Bozanın Hikayesi | Derleme Mahir Akarsular
KIŞ GECELERİNİN BİNLERCE YILLIK VAZGEÇİLMEZ İÇECEĞİ ..
Boza’nın ortaya ilk çıkışı 8-9 bin yıl önce Mezopotamya’ya dayanır. Mısır ve Kuzey Afrika sahillerinde Akdenizli tüccar gemiciler aracılığıyla batıya, Hazar Denizi güneyinden doğuya, Asya içlerine ve Çin’e; İran ve Afganistan’a, Kafkaslar’dan kuzeye, Volga Havzası’na doğru geniş bir coğrafyaya yayıldığı bilinir. Boza’nın dünyadaki yayılışı Türklerin göçleriyle gerçekleşmiştir.
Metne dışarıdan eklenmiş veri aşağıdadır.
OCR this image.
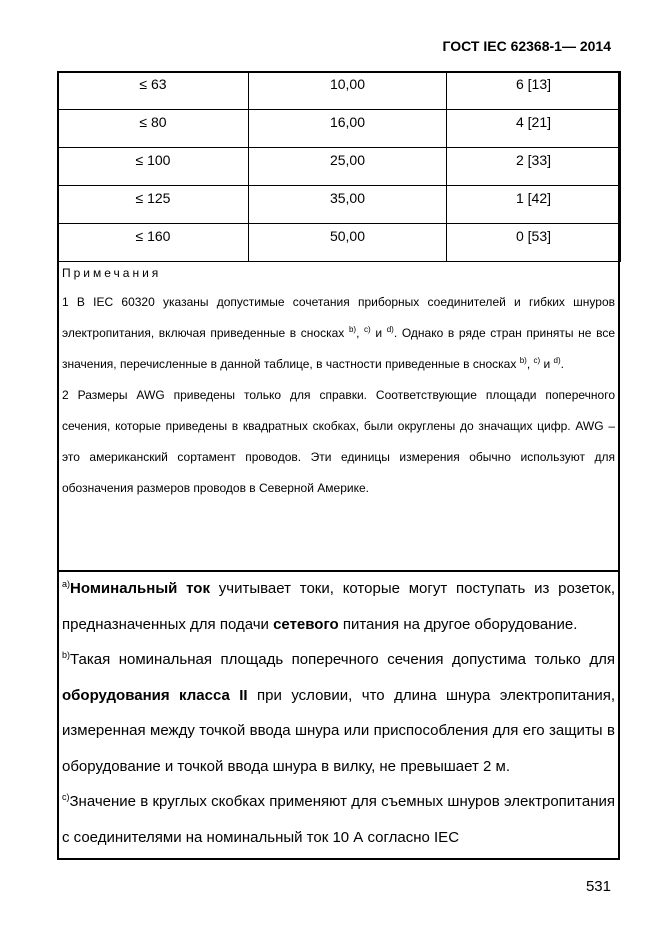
ГОСТ IEC 62368-1— 2014
≤ 63	10,00	6 [13]
≤ 80	16,00	4 [21]
≤ 100	25,00	2 [33]
≤ 125	35,00	1 [42]
≤ 160	50,00	0 [53]
Примечания

1 В IEC 60320 указаны допустимые сочетания приборных соединителей и гибких шнуров электропитания, включая приведенные в сносках $^{b)}$, $^{c)}$ и $^{d)}$. Однако в ряде стран приняты не все значения, перечисленные в данной таблице, в частности приведенные в сносках $^{b)}$, $^{c)}$ и $^{d)}$.

2 Размеры AWG приведены только для справки. Соответствующие площади поперечного сечения, которые приведены в квадратных скобках, были округлены до значащих цифр. AWG – это американский сортамент проводов. Эти единицы измерения обычно используют для обозначения размеров проводов в Северной Америке.

$^{a)}$Номинальный ток учитывает токи, которые могут поступать из розеток, предназначенных для подачи сетевого питания на другое оборудование.

$^{b)}$Такая номинальная площадь поперечного сечения допустима только для оборудования класса II при условии, что длина шнура электропитания, измеренная между точкой ввода шнура или приспособления для его защиты в оборудование и точкой ввода шнура в вилку, не превышает 2 м.

$^{c)}$Значение в круглых скобках применяют для съемных шнуров электропитания с соединителями на номинальный ток 10 А согласно IEC

531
Yunanlı tarihçi Ksenophon, M.Ö. 401 yılı sonunda Doğu Anadolu’da Boza yapıldığını ve hazırlandıktan sonra çömlek kaplarla toprağa gömüldüğünü belirtmiştir. İlk çağlarda darı, arpa gibi hububat fermantasyonları ile elde edilen Boza, çeşitli isimlerle Mısır ve Trakya’da yayılmıştır.
Boza, Mısır ve Kuzey Afrika
sahilleriyle Akdenizli tüccar gemiciler aracılığıyla batıya, Hazar Denizi güneyinden
doğuya, Asya içlerine ve Çin’e; İran ve Afganistan’a, Kafkaslar’dan kuzeye,
Volga havzasına doğru geniş bir coğrafyaya yayılır.
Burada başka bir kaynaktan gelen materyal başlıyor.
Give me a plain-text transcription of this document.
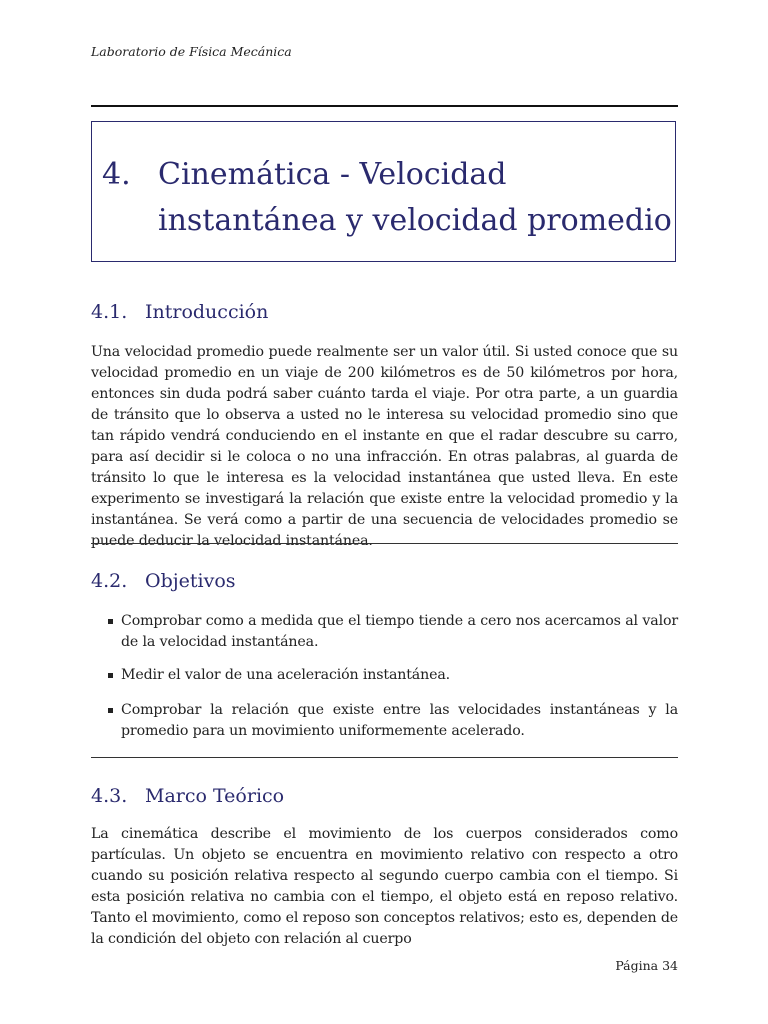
Laboratorio de Física Mecánica
4. Cinemática - Velocidad instantánea y velocidad promedio
4.1. Introducción
Una velocidad promedio puede realmente ser un valor útil. Si usted conoce que su velocidad promedio en un viaje de 200 kilómetros es de 50 kilómetros por hora, entonces sin duda podrá saber cuánto tarda el viaje. Por otra parte, a un guardia de tránsito que lo observa a usted no le interesa su velocidad promedio sino que tan rápido vendrá conduciendo en el instante en que el radar descubre su carro, para así decidir si le coloca o no una infracción. En otras palabras, al guarda de tránsito lo que le interesa es la velocidad instantánea que usted lleva. En este experimento se investigará la relación que existe entre la velocidad promedio y la instantánea. Se verá como a partir de una secuencia de velocidades promedio se puede deducir la velocidad instantánea.
4.2. Objetivos
Comprobar como a medida que el tiempo tiende a cero nos acercamos al valor de la velocidad instantánea.
Medir el valor de una aceleración instantánea.
Comprobar la relación que existe entre las velocidades instantáneas y la promedio para un movimiento uniformemente acelerado.
4.3. Marco Teórico
La cinemática describe el movimiento de los cuerpos considerados como partículas. Un objeto se encuentra en movimiento relativo con respecto a otro cuando su posición relativa respecto al segundo cuerpo cambia con el tiempo. Si esta posición relativa no cambia con el tiempo, el objeto está en reposo relativo. Tanto el movimiento, como el reposo son conceptos relativos; esto es, dependen de la condición del objeto con relación al cuerpo
Página 34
İbn Battuta isimli Arap gezgini, 14. yüzyıl başlarında yazdığı seyahatnamesinde
Türklerin bulunduğu Deşt-i Kıpçak bölgesini anlatırken Türklerin içtiği bir
şıra olan bozayı anlatmaktadır.
“Tattığında ekşilik hissettiğim için hemen bıraktım. Yemekten çıktığım
zaman bunun ne olduğunu araştırdım, anlattılar; Duki (düğ = ince bulgur)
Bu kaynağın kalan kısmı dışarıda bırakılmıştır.